@catweasel this has not been forgotten and some documentation has alreade been added as stated here.
@tonfilm also went over good practices here.
To add to that I recently came across this way of doing things and I am enjoying it a lot. The branching model is well known in the software industry and there are tools which support it (Bitbucket supports it by default, so does Github and Git for Windows so if you have Git and Windows you can already use it).
I am starting to use on my own VL and work repos and things remain very clean and easy to make sense of. Also it automates all the branching, merging, deleting old branches and naming things properly which is great, less chance for human error.

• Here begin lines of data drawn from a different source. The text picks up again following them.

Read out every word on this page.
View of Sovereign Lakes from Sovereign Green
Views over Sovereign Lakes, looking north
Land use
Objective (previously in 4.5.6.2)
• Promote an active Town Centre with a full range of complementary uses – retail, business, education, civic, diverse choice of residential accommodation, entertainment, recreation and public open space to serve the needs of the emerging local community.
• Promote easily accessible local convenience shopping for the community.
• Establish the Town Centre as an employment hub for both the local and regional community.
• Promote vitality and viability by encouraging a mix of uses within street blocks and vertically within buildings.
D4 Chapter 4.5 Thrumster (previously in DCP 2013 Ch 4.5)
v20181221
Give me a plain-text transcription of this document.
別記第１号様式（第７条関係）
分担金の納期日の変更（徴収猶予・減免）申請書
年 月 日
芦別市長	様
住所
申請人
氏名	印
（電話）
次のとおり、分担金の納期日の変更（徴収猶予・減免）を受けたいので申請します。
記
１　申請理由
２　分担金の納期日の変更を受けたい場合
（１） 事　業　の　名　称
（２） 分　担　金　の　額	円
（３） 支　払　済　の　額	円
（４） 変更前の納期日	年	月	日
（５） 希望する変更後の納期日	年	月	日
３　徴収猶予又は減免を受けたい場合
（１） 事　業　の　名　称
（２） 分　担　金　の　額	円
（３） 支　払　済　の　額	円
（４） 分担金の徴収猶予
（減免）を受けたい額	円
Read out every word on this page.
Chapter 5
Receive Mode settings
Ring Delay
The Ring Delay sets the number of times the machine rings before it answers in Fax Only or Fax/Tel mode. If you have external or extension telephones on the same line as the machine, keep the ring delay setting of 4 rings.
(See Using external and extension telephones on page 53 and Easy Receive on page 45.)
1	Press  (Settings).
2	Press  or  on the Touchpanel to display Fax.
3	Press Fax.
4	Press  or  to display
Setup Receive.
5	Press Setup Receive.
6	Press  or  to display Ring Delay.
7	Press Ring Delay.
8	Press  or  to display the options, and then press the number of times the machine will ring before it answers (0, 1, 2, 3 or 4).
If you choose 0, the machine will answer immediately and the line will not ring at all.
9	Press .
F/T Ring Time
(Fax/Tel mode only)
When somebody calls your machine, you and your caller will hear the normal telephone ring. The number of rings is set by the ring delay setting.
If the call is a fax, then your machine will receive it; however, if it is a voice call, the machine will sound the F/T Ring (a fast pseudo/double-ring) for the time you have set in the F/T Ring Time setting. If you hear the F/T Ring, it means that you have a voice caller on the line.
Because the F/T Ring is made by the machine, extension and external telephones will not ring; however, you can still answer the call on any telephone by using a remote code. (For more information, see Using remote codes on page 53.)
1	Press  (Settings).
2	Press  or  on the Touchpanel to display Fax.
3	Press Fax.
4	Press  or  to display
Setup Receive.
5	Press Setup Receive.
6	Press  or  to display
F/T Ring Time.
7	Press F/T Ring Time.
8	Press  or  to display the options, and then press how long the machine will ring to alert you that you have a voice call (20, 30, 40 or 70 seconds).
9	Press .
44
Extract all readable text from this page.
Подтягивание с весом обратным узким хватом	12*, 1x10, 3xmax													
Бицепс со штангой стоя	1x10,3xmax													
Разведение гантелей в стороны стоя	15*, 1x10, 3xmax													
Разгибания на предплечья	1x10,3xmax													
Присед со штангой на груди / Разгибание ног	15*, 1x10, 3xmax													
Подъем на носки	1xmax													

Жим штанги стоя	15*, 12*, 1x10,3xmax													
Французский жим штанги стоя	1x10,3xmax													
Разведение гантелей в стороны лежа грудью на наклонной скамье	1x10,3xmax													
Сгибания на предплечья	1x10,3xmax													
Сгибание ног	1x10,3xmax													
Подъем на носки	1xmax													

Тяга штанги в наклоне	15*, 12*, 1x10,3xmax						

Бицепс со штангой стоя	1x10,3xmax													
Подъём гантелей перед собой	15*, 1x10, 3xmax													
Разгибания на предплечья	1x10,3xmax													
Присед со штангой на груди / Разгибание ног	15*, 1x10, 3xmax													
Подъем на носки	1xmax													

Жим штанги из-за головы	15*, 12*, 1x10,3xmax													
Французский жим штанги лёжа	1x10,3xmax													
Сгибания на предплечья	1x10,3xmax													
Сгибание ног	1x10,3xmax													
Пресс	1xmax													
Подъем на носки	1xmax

I essense you have 2 main branches:
- main or master : for releases only
- develop: for internal dev, can be used for prerelease, should remain stable at all times
and then you have some other additional branch types:
- feature/XX: individual features dev. Should branch off develop and merge back to develop
- release/YY: individual release branch, prepping the code for a release. Branchess off develop, merges into main/master. Must be tagged with a version number
You can also use hotfix branches which I rarely use.
The strategy in general is documented nicely here: https://nvie.com/posts/a-successful-git-branching-model/ (as seen in my previous post)
This of course is a preference of mine and your project’s demands could find this is too much to bear with, or too little. There is just no golden way to do things right on git.